Chad's army on Friday said it had killed "several hundred" rebels over two days of fighting in the country's west, where President Idriss Deby Itno was killed at the front line this month. The announcement came as the UN said over 700 people were arrested following demonstrations against the new military regime.
"On April 29, the defence and security forces finished dealing with the rebel band that intruded towards Nokou in northern Kanem," army spokesman Azem Bermandoa Agouna said in a statement.
Nokou is around 200 kilometres (125 miles) north of the capital N'Djamena.
Agouna said "several hundred rebels" were "neutralised" and 66 others were taken prisoner while six soldiers were killed.
The army has since mid-April been fighting the Front for Change and Concord in Chad (FACT), drawn mainly from the Goran ethnic group, in the Kanem desert region along the border with Niger.
Clinching 80 percent of the vote in the presidential election on April 11, the same day the rebels launched their offensive, Deby oficially died of wounds suffered while leading troops against FACT.
He had ruled Chad with an iron fist since taking power on the back of a coup in 1990.
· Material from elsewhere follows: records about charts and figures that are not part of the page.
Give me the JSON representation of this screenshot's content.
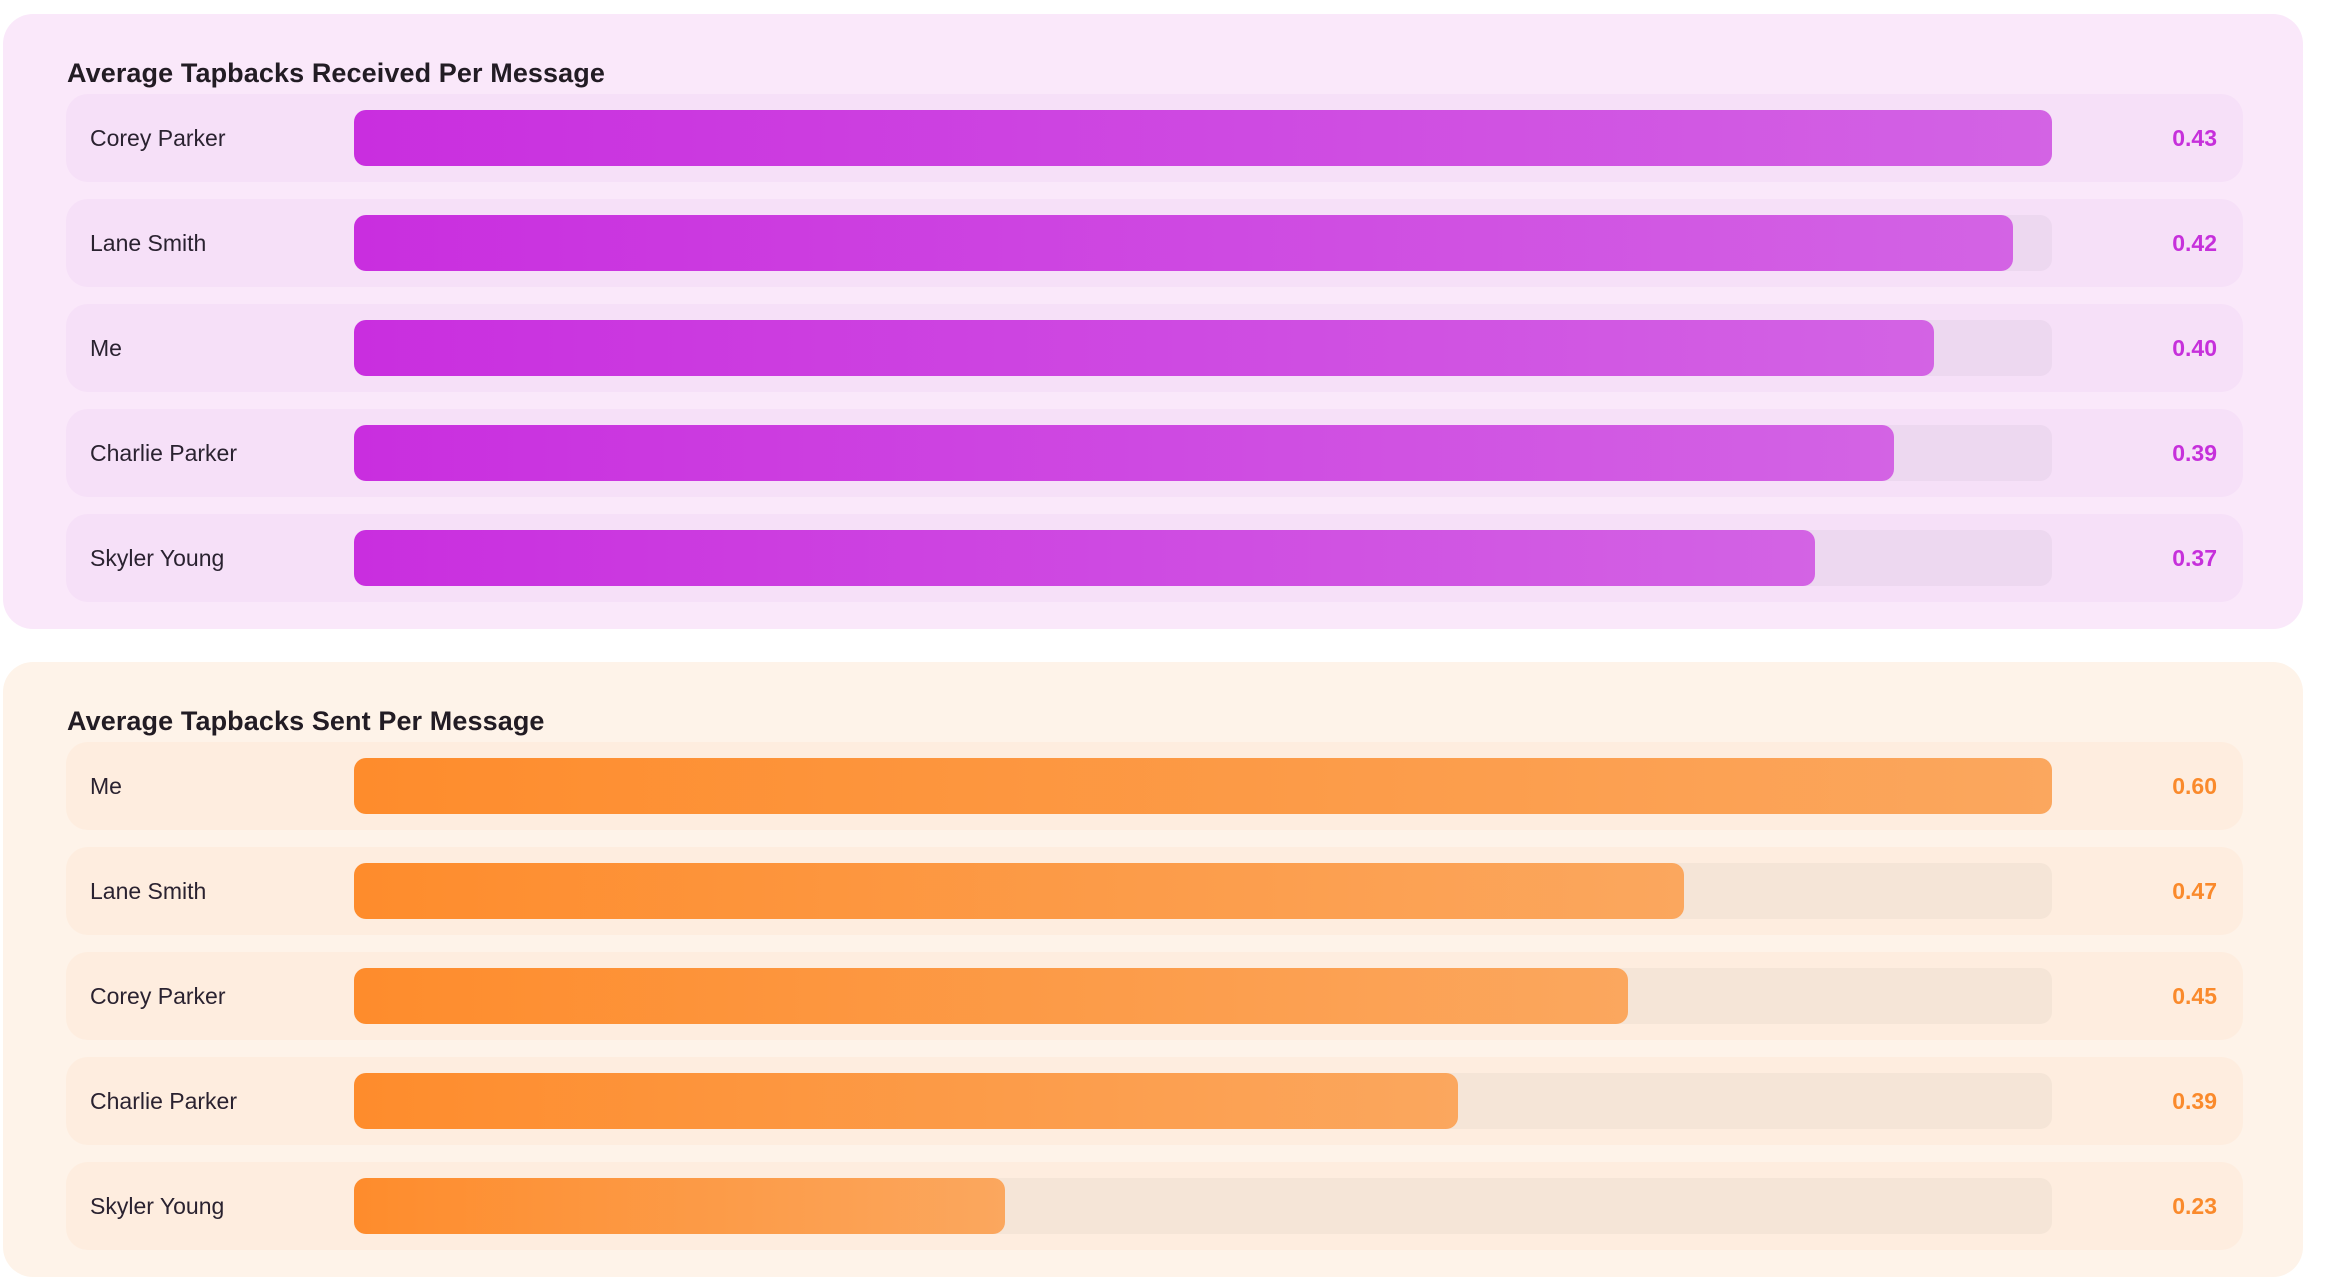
{
  "chart_data": [
    {
      "type": "bar",
      "orientation": "horizontal",
      "title": "Average Tapbacks Received Per Message",
      "categories": [
        "Corey Parker",
        "Lane Smith",
        "Me",
        "Charlie Parker",
        "Skyler Young"
      ],
      "values": [
        0.43,
        0.42,
        0.4,
        0.39,
        0.37
      ],
      "value_labels": [
        "0.43",
        "0.42",
        "0.40",
        "0.39",
        "0.37"
      ],
      "xlim": [
        0,
        0.43
      ],
      "color": "#C92EDF",
      "grid": false,
      "legend": "none"
    },
    {
      "type": "bar",
      "orientation": "horizontal",
      "title": "Average Tapbacks Sent Per Message",
      "categories": [
        "Me",
        "Lane Smith",
        "Corey Parker",
        "Charlie Parker",
        "Skyler Young"
      ],
      "values": [
        0.6,
        0.47,
        0.45,
        0.39,
        0.23
      ],
      "value_labels": [
        "0.60",
        "0.47",
        "0.45",
        "0.39",
        "0.23"
      ],
      "xlim": [
        0,
        0.6
      ],
      "color": "#FE8C2C",
      "grid": false,
      "legend": "none"
    }
  ]
}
Since his death, his son Mahamat Deby Itno has taken power at the head of a military junta and vowed to destroy FACT.
More than 700 protesters arrested, says UN
The younger Deby's appointment sparked mass protests in the central African nation as civil society groups renewed calls for more protests over the weekend.
More than 700 people have been arrested in Chad following this week's demonstrations against the new military government, the UN said Friday.
UN human rights office spokeswoman Marta Hurtado said it was not known how many of the people arrested after Tuesday's demonstrations are still being detained.
“As further protests and general strikes have been called to take place in the coming days, we stress that Chad remains bound by its obligations under international human rights law to protect and respect human rights, including the right to life, and to facilitate the exercise of the right to freedom of peaceful assembly,” she said in Geneva.
Witnesses say security forces fired live ammunition at Tuesday's demonstrations, which took place in Chad's two largest cities, N'Djamena and Moundou. A military spokesman has disputed that the anti-government protests were peaceful, saying a crowd killed a retired police officer amid the unrest.
Streets remained calm but heavily patrolled by the military on Friday, as many of N'Djamena's residents flocked to mosques for prayers during the third week of Ramadan.
Chad's political opposition also has called for interim military government to step down, saying that power should have been ceded to the National Assembly president in the aftermath of Deby's killing.
A coalition of civil society groups has called for people to take to the streets on Saturday to demand “a return to constitutional order”.